With all these drawbacks in mind, it seems very strange to treat using a file manager to browse files as though it's past its prime.

fake-name commented 4 years ago

The issue was actually that only safe results would be returned unless you were logged in, but it does seem you've found a way around that.

I somehow didn't put that together, and immediately got distracted by RAEG about how much I dislike twitter and required registration. I really apologize about that, I handled it really poorly.


If you're really looking to reinvent the wheel, why not stick everything downloaded into an extensionless file with a filename based off its perceptual hash, and then generate symbolic links into subfolders as needed?

Don't tempt me (well, except the symlinks bit).

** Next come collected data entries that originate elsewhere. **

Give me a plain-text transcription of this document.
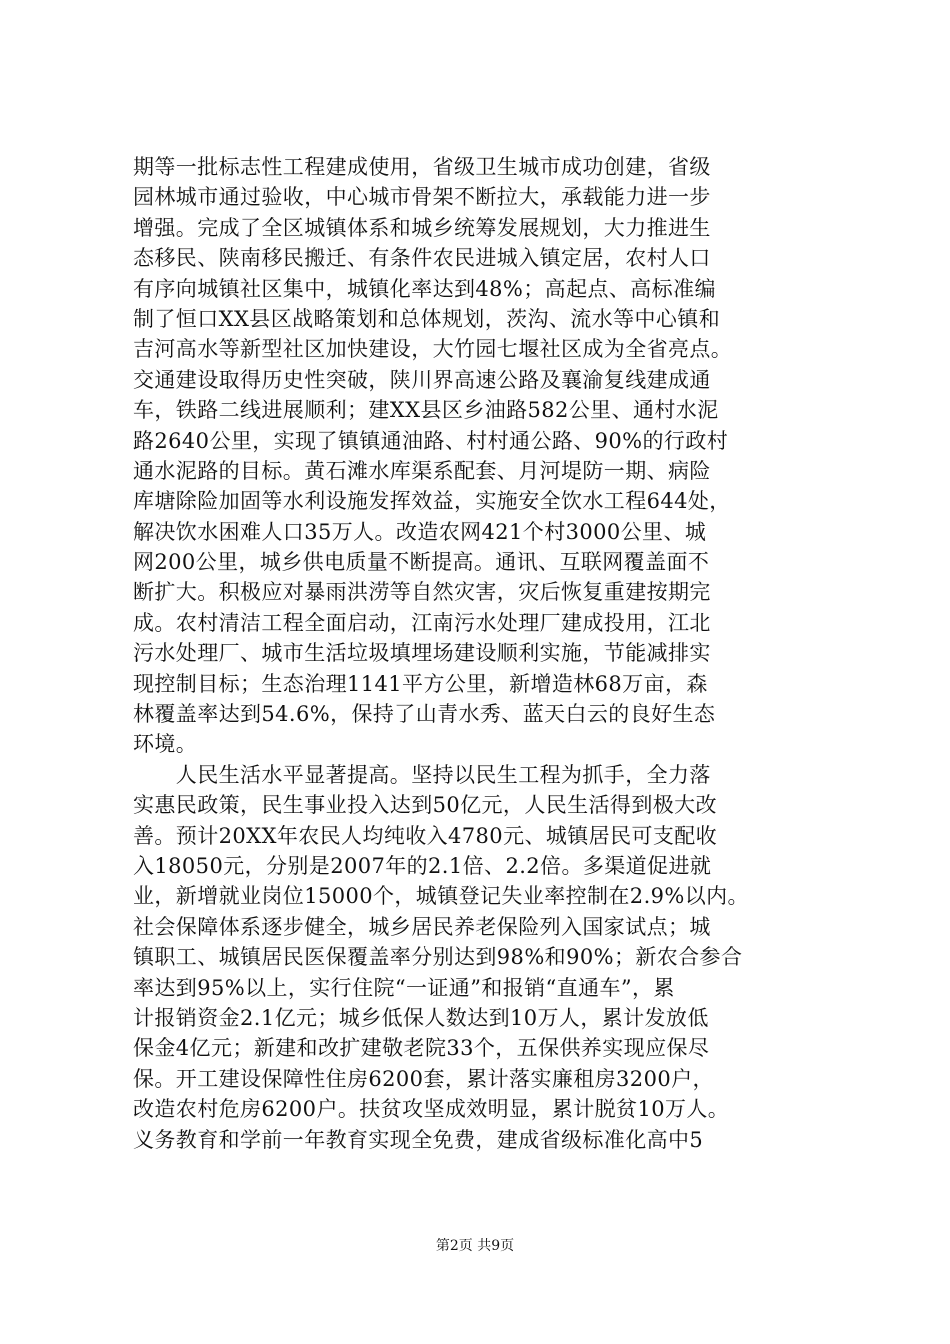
期等一批标志性工程建成使用，省级卫生城市成功创建，省级
园林城市通过验收，中心城市骨架不断拉大，承载能力进一步
增强。完成了全区城镇体系和城乡统筹发展规划，大力推进生
态移民、陕南移民搬迁、有条件农民进城入镇定居，农村人口
有序向城镇社区集中，城镇化率达到48%；高起点、高标准编
制了恒口XX县区战略策划和总体规划，茨沟、流水等中心镇和
吉河高水等新型社区加快建设，大竹园七堰社区成为全省亮点。
交通建设取得历史性突破，陕川界高速公路及襄渝复线建成通
车，铁路二线进展顺利；建XX县区乡油路582公里、通村水泥
路2640公里，实现了镇镇通油路、村村通公路、90%的行政村
通水泥路的目标。黄石滩水库渠系配套、月河堤防一期、病险
库塘除险加固等水利设施发挥效益，实施安全饮水工程644处，
解决饮水困难人口35万人。改造农网421个村3000公里、城
网200公里，城乡供电质量不断提高。通讯、互联网覆盖面不
断扩大。积极应对暴雨洪涝等自然灾害，灾后恢复重建按期完
成。农村清洁工程全面启动，江南污水处理厂建成投用，江北
污水处理厂、城市生活垃圾填埋场建设顺利实施，节能减排实
现控制目标；生态治理1141平方公里，新增造林68万亩，森
林覆盖率达到54.6%，保持了山青水秀、蓝天白云的良好生态
环境。
　　人民生活水平显著提高。坚持以民生工程为抓手，全力落
实惠民政策，民生事业投入达到50亿元，人民生活得到极大改
善。预计20XX年农民人均纯收入4780元、城镇居民可支配收
入18050元，分别是2007年的2.1倍、2.2倍。多渠道促进就
业，新增就业岗位15000个，城镇登记失业率控制在2.9%以内。
社会保障体系逐步健全，城乡居民养老保险列入国家试点；城
镇职工、城镇居民医保覆盖率分别达到98%和90%；新农合参合
率达到95%以上，实行住院“一证通”和报销“直通车”，累
计报销资金2.1亿元；城乡低保人数达到10万人，累计发放低
保金4亿元；新建和改扩建敬老院33个，五保供养实现应保尽
保。开工建设保障性住房6200套，累计落实廉租房3200户，
改造农村危房6200户。扶贫攻坚成效明显，累计脱贫10万人。
义务教育和学前一年教育实现全免费，建成省级标准化高中5
第2页 共9页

Have you seen what I do in my ReadableWebProxy project?

  1. GPU-acceleration of web interfaces is absolute garbage
  2. Cycling through lots of high-res images would be very slow due to the lack of preloading

Who says you have no preloading? https://github.com/fake-name/HTML5-Comic-Book-Reader has too much preloading, actually. On my crappy tablet, it can cause the browser to OOM for HUGE (500mb + manga archives) because there's a bug I've not been bothered to fix.

Also, this project was kind of my "come to jesus" experience for webshit. I used to insist on using hamana or cdisplay, but it's good enough that the web-view reader wound up completely displacing my use of filesystem-based viewers.

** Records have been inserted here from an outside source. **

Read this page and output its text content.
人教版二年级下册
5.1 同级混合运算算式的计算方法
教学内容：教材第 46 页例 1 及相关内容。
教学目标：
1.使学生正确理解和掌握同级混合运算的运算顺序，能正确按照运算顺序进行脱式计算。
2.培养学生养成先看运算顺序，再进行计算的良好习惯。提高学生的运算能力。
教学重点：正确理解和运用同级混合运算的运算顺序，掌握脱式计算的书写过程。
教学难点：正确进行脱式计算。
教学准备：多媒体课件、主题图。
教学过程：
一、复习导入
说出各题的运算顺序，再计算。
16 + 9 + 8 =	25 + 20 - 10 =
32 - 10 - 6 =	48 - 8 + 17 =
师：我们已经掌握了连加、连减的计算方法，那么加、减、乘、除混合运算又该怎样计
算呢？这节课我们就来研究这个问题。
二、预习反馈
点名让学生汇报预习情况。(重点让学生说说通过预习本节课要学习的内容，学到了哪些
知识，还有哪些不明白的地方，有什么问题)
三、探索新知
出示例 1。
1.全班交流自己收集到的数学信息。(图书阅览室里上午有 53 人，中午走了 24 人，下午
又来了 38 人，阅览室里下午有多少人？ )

  1. No support for loading PSD, SAI, CLIP, or other file formats that aren't the standard affair

Is that an issue? Which site supports PSD?

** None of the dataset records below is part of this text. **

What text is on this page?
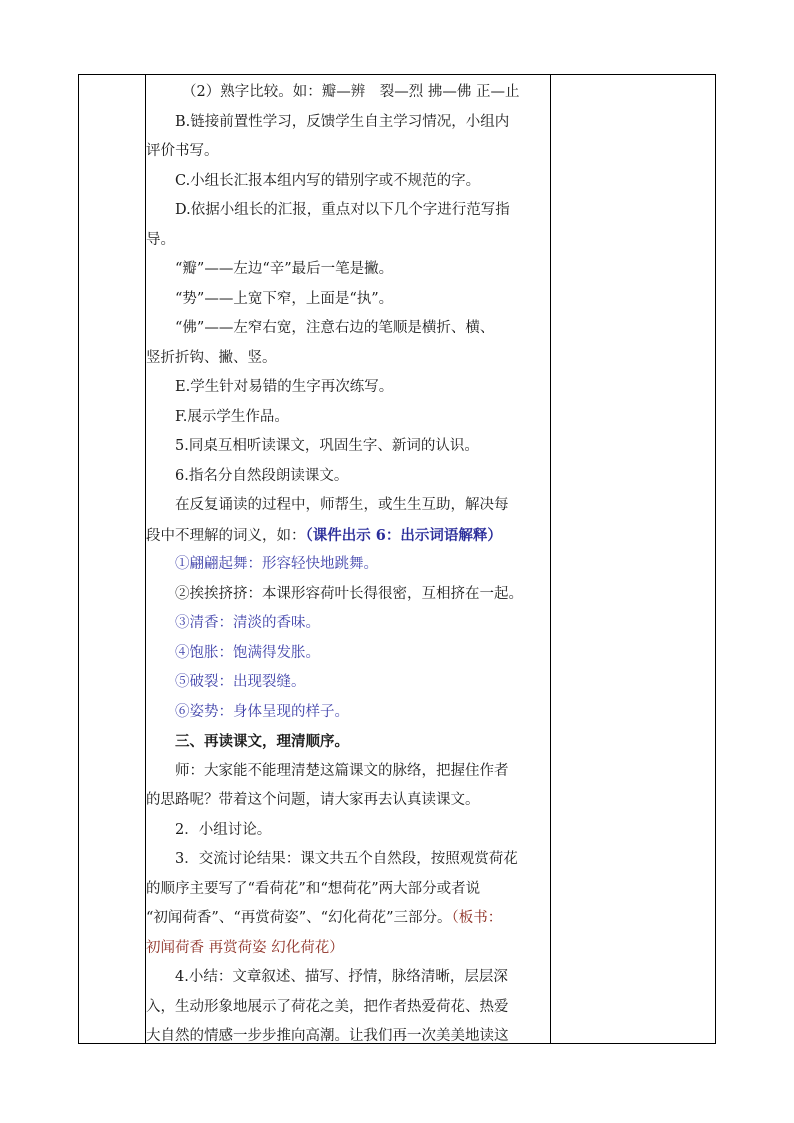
（2）熟字比较。如：瓣—辨　裂—烈 拂—佛 正—止
B.链接前置性学习，反馈学生自主学习情况，小组内
评价书写。
C.小组长汇报本组内写的错别字或不规范的字。
D.依据小组长的汇报，重点对以下几个字进行范写指
导。
“瓣”——左边“辛”最后一笔是撇。
“势”——上宽下窄，上面是“执”。
“佛”——左窄右宽，注意右边的笔顺是横折、横、
竖折折钩、撇、竖。
E.学生针对易错的生字再次练写。
F.展示学生作品。
5.同桌互相听读课文，巩固生字、新词的认识。
6.指名分自然段朗读课文。
在反复诵读的过程中，师帮生，或生生互助，解决每
段中不理解的词义，如：（课件出示 6：出示词语解释）
①翩翩起舞：形容轻快地跳舞。
②挨挨挤挤：本课形容荷叶长得很密，互相挤在一起。
③清香：清淡的香味。
④饱胀：饱满得发胀。
⑤破裂：出现裂缝。
⑥姿势：身体呈现的样子。
三、再读课文，理清顺序。
师：大家能不能理清楚这篇课文的脉络，把握住作者
的思路呢？带着这个问题，请大家再去认真读课文。
2．小组讨论。
3．交流讨论结果：课文共五个自然段，按照观赏荷花
的顺序主要写了“看荷花”和“想荷花”两大部分或者说
“初闻荷香”、“再赏荷姿”、“幻化荷花”三部分。（板书：
初闻荷香 再赏荷姿 幻化荷花）
4.小结：文章叙述、描写、抒情，脉络清晰，层层深
入，生动形象地展示了荷花之美，把作者热爱荷花、热爱
大自然的情感一步步推向高潮。让我们再一次美美地读这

  1. More difficult to quickly share an image (unless you expose the very insecure service to the web) due to how bitchy browsers are about where you can use file:/// URIs (you could upload from your clipboard but you can easily hit a file size limit on services like imgur that you wouldn't have otherwise)

Personally, I have literally never wanted to do this. I suspect this is a area where it's a consideration that'd never even enter my mind.

  1. No ability to generate thumbnails without using a combination of php and imagemagick/graphicsmagick, which is just not as good as what the OS could do

Uh, what? There are dozens of image processing libraries. I use pillow which is a robust image manipulation library that's a python C extension.

Also, any image-manipulation library is going to do a better job then the os compositor, because the OS compositor is generally tuned for speed, while you can manually specify higher-quality (but slower) scaling algorithms.

Really, I don't bother re-scaling server side. The manga reader just uses HTML5 canvas transforms (images are buffered at full size, and rendered to the viewer canvas at it's display size).

A assumption I do make (and am not really interested in reconsidering) is that the viewing client and the server are on a LAN or similar high-bandwidth link.


Don't get me wrong, I really don't like javascript, or having to write javascript, but it's surprisingly not terrible if done decently.

Note that this particular project is done, well, horribly. Most of the web stuff was one of the first things I wrote when I was learning JS about 8 years ago.